Tag Archives: rowmodctr

Statistics used in the cached execution plans

Statistics used in the cached execution plans – Stored Procedures


Summary

Query optimisation process sometimes requires understanding on how Sql Server’s Query engine compiles, re-compiles and executes sql batches. Some of the most important elements used by Query optimiser when constructing a good plan are the “Interesting statistics”. These are statistical information used by Query optimiser  when constructing a good enough query execution plan.
This blog attempts to explain what are the “interesting statistics”, when they are updated and how the statistical information relates to the query recompilation process. The topic is related to Temporary tables statistics when used in stored procedures.

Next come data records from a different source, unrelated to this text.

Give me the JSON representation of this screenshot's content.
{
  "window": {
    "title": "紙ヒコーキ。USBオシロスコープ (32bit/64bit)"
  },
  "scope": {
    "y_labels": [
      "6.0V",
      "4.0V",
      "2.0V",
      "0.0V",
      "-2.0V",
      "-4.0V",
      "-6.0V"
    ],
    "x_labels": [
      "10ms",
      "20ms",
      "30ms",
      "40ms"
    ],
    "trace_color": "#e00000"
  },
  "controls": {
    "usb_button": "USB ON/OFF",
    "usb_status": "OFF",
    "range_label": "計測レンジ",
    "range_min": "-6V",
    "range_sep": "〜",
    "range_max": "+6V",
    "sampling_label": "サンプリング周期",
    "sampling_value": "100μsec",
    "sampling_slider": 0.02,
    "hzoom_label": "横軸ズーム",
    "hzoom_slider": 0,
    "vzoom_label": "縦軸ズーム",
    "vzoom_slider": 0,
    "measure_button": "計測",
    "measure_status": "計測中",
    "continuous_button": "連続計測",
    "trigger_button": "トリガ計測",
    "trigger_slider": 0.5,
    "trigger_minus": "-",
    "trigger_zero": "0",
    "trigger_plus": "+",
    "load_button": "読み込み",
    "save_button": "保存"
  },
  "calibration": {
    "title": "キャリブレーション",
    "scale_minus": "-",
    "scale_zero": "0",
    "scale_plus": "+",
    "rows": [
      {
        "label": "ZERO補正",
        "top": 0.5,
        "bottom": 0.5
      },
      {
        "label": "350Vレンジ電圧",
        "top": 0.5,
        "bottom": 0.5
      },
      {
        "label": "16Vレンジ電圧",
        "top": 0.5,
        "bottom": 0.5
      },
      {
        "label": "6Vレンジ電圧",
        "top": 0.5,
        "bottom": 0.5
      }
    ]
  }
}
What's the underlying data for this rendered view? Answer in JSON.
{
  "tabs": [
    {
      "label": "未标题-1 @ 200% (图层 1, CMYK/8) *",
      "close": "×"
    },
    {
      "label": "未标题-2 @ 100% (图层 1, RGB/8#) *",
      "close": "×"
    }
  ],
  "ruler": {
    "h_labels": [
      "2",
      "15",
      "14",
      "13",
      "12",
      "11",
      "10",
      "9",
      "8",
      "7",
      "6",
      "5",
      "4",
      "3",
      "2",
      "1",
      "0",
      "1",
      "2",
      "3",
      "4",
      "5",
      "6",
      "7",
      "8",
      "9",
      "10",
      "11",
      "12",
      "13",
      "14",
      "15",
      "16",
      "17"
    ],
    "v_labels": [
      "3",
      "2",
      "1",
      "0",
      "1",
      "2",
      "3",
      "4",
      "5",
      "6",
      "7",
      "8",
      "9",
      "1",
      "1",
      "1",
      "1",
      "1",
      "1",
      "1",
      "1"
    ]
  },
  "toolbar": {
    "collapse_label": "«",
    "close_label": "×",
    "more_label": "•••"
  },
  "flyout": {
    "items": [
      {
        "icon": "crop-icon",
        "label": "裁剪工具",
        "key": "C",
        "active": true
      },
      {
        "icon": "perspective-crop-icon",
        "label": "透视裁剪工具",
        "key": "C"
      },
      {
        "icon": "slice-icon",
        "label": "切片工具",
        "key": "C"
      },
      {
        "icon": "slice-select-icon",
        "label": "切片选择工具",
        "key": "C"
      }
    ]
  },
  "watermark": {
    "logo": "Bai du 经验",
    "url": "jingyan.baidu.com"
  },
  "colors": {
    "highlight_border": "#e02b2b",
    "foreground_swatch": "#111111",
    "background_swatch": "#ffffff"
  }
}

Batch compilation and recompilation

To begin with, let’s analyse the batch compilation/recompilation diagram (By Arun Marathe, Jul 2004, Batch Compilation, Recompilation and Plan Caching Issues in Sql Server 2005). The idea is to create a set of  experiments that will capture the behavior of a stored procedure  through the different phases of the query compilation/recompilation process, particularly those related to the statistics that are used to generate the execution plan.


Figure 1, Batch Compilation/Recompilation diagram

I’ve used AdwentureWorks database to set up the test environment and MS Profiler to capture various Events relevant for the experiments.

MS Profiler events

    1. Attention (Errors and Warnings)
    2. Auto Stats (Performance)
    3. SP:CacheHit (Stored Procedures)
    4. SP:CacheInsert  (Stored Procedures)
    5. SP:CacheMiss  (Stored Procedures)
    6. SP:CacheRemove  (Stored Procedures)
    7. SP:Completed  (Stored Procedures)
    8. SP:Recompile  (Stored Procedures)
    9. SP:Starting  (Stored Procedures)
    10. RPC: Starting (Stored Procedures)*
    11. RPC:Completed (Stored Procedures)*
    12. SP:StmtStarting  (Stored Procedures)
  1. SQL:StmtRecompile (TSQL)
  2. SQL:StmtStarting  (TSQL)

Database Objects
Set AdventureWorks DB compatibility level to 140 – Sql Server 2017. The version provides easy access to the information about the interesting statistics saved with the query plan (SSMS – SELECT Plan Operator, Properties,OptimizerStatsUsage).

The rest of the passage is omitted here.